Julian of Norwich statue, Norwich Cathedral

Statue of Julian, Norwich Cathedral. Photo by Nicki on Flickr.

The first two volumes I’ll publish in this “English spirituality” series illustrate the continuity that survived despite the efforts of many English churchmen to cut English Christians off from their Catholic heritage. The first will be the shorter form of Julian of Norwich’s “Shewings” or “Revelations of Divine Love.” All but one of the extant manuscripts that preserve Julian’s account of a series of mystical encounters with Christ include her reflections on that experience written over a period of decades. This is referred to as the “long text.” But a single manuscript (possibly the earliest one) preserved what was probably the earliest version of Julian’s account, written within a few years of her visions. This “short text” does not include the lengthy reflections that “unpack” the theological implications of her visions, found in the other manuscripts. The longer version has been published many times, with various “translations” (i.e., updated versions of Julian’s fourteenth century English) and scholarly interpretations, but the shorter text has been passed over since it was first made public by the Rev. Dundas Harford, who published it in 1911 under the title Comfortable Words for Christ’s Lovers.

R. H. Benson

The second book in my English Spirituality series is in a similar vein, but is pure fiction and was written more than five centuries after Julian’s visions. This is a little-known novel (for lack of better term) by Robert Hugh Benson, The History of Richard Raynal, Solitary. Whereas the “short text” of Julian of Norwich, a fourteenth-century anchorite (or “solitary”) was actually lost in a library and only rediscovered at centuries later, Benson’s story of Richard Raynal is a fictional account of another young “solitary,” this one male, a fifteenth century hermit rather than an anchorite. It’s not clear whether Benson’s book was inspired by the rediscovery of Julian’s work, but it certainly seems possible. At any rate, Benson creates a fictional frame for the tale, in which he “discovers” a fragmentary account of Richard’s life– supposedly written by the priest of Richard’s village after the young hermit’s untimely death — in the library of a religious order in Rome, creating a kind of fictional parallel with the rediscovery of the historic Julian.

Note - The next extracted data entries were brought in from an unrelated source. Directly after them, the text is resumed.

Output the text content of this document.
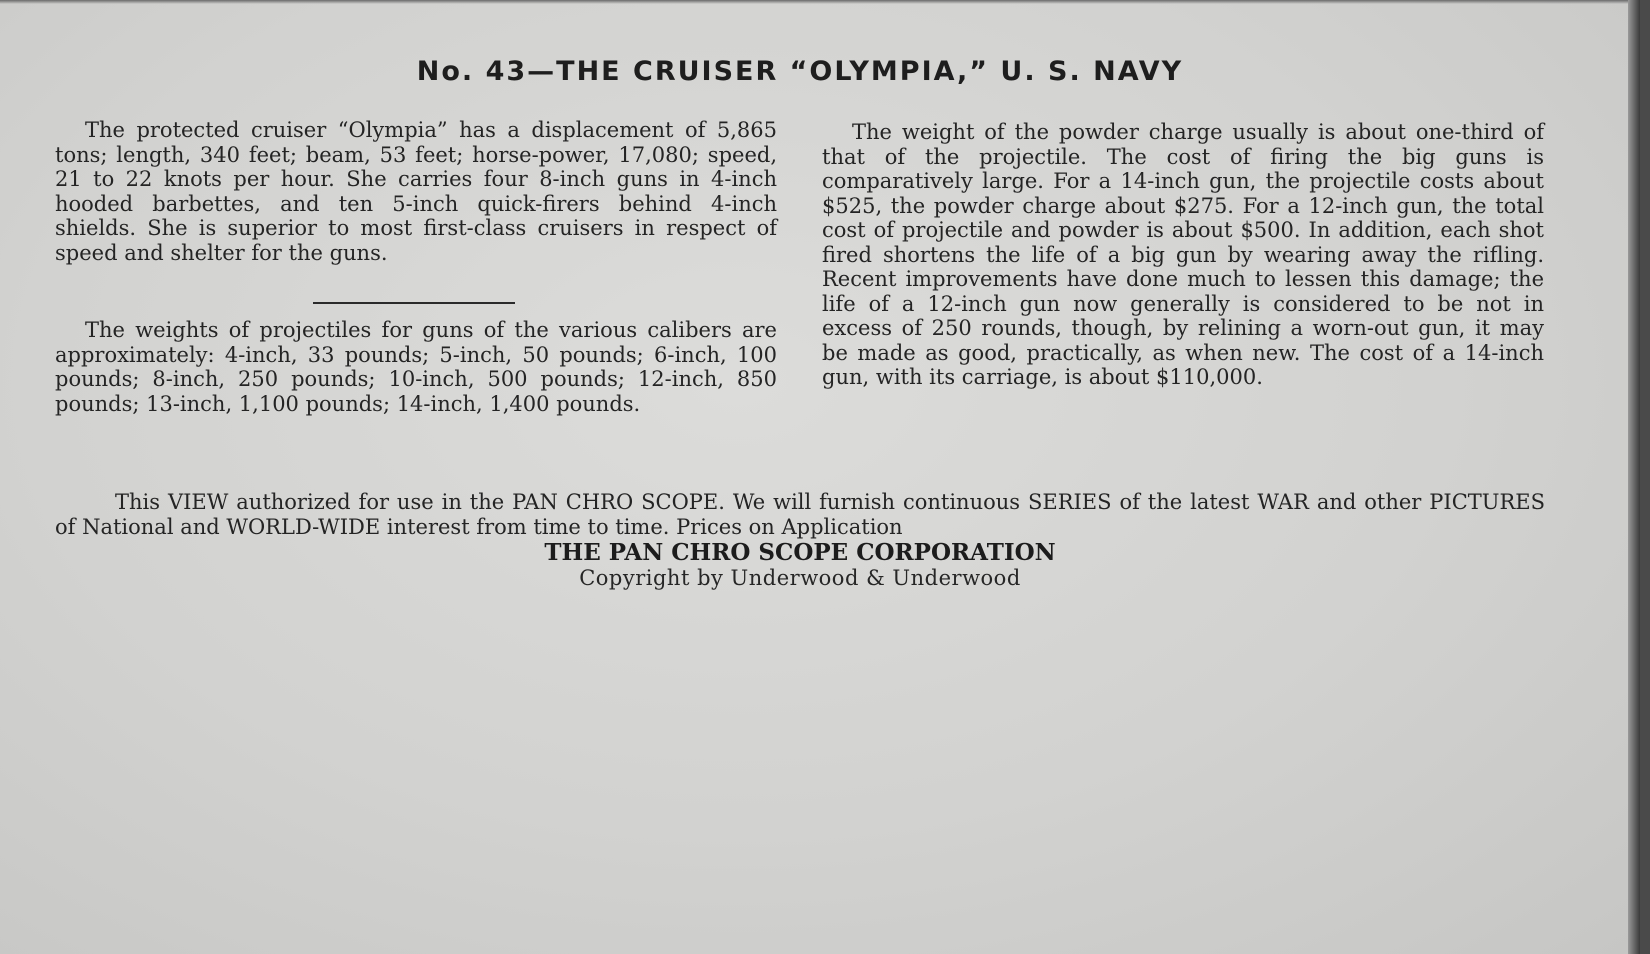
No. 43—THE CRUISER “OLYMPIA,” U. S. NAVY

The protected cruiser “Olympia” has a displacement of 5,865 tons; length, 340 feet; beam, 53 feet; horse-power, 17,080; speed, 21 to 22 knots per hour. She carries four 8-inch guns in 4-inch hooded barbettes, and ten 5-inch quick-firers behind 4-inch shields. She is superior to most first-class cruisers in respect of speed and shelter for the guns.

The weights of projectiles for guns of the various calibers are approximately: 4-inch, 33 pounds; 5-inch, 50 pounds; 6-inch, 100 pounds; 8-inch, 250 pounds; 10-inch, 500 pounds; 12-inch, 850 pounds; 13-inch, 1,100 pounds; 14-inch, 1,400 pounds.

The weight of the powder charge usually is about one-third of that of the projectile. The cost of firing the big guns is comparatively large. For a 14-inch gun, the projectile costs about $525, the powder charge about $275. For a 12-inch gun, the total cost of projectile and powder is about $500. In addition, each shot fired shortens the life of a big gun by wearing away the rifling. Recent improvements have done much to lessen this damage; the life of a 12-inch gun now generally is considered to be not in excess of 250 rounds, though, by relining a worn-out gun, it may be made as good, practically, as when new. The cost of a 14-inch gun, with its carriage, is about $110,000.

This VIEW authorized for use in the PAN CHRO SCOPE. We will furnish continuous SERIES of the latest WAR and other PICTURES of National and WORLD-WIDE interest from time to time. Prices on Application

THE PAN CHRO SCOPE CORPORATION
Copyright by Underwood & Underwood
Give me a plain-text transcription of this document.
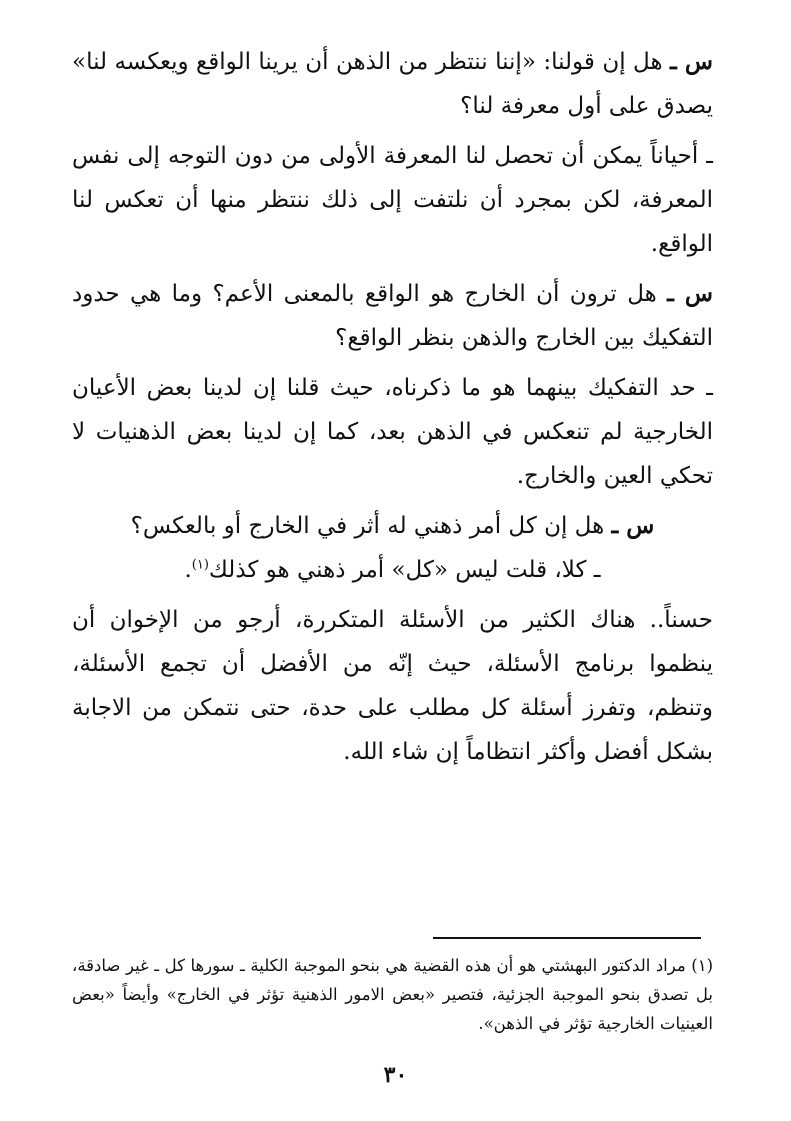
س ـ هل إن قولنا: «إننا ننتظر من الذهن أن يرينا الواقع ويعكسه لنا» يصدق على أول معرفة لنا؟

ـ أحياناً يمكن أن تحصل لنا المعرفة الأولى من دون التوجه إلى نفس المعرفة، لكن بمجرد أن نلتفت إلى ذلك ننتظر منها أن تعكس لنا الواقع.

س ـ هل ترون أن الخارج هو الواقع بالمعنى الأعم؟ وما هي حدود التفكيك بين الخارج والذهن بنظر الواقع؟

ـ حد التفكيك بينهما هو ما ذكرناه، حيث قلنا إن لدينا بعض الأعيان الخارجية لم تنعكس في الذهن بعد، كما إن لدينا بعض الذهنيات لا تحكي العين والخارج.

س ـ هل إن كل أمر ذهني له أثر في الخارج أو بالعكس؟

ـ كلا، قلت ليس «كل» أمر ذهني هو كذلك$^{(١)}$.

حسناً.. هناك الكثير من الأسئلة المتكررة، أرجو من الإخوان أن ينظموا برنامج الأسئلة، حيث إنّه من الأفضل أن تجمع الأسئلة، وتنظم، وتفرز أسئلة كل مطلب على حدة، حتى نتمكن من الاجابة بشكل أفضل وأكثر انتظاماً إن شاء الله.

(١) مراد الدكتور البهشتي هو أن هذه القضية هي بنحو الموجبة الكلية ـ سورها كل ـ غير صادقة، بل تصدق بنحو الموجبة الجزئية، فتصير «بعض الامور الذهنية تؤثر في الخارج» وأيضاً «بعض العينيات الخارجية تؤثر في الذهن».

٣٠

For a variety of reasons (some of which I’ll discuss in later posts on this blog), I think it will be interesting to publish these two short works about mystical experiences of English solitaries — one historical, the other historical fiction — together. I’ll have more to say about each of them, but for the moment I just want to say: “Treasures of the English spiritual tradition, coming your way soon!” I hope that saying this will spur me to get moving on the publication of these two wonderful little books — before that article I mentioned above is published!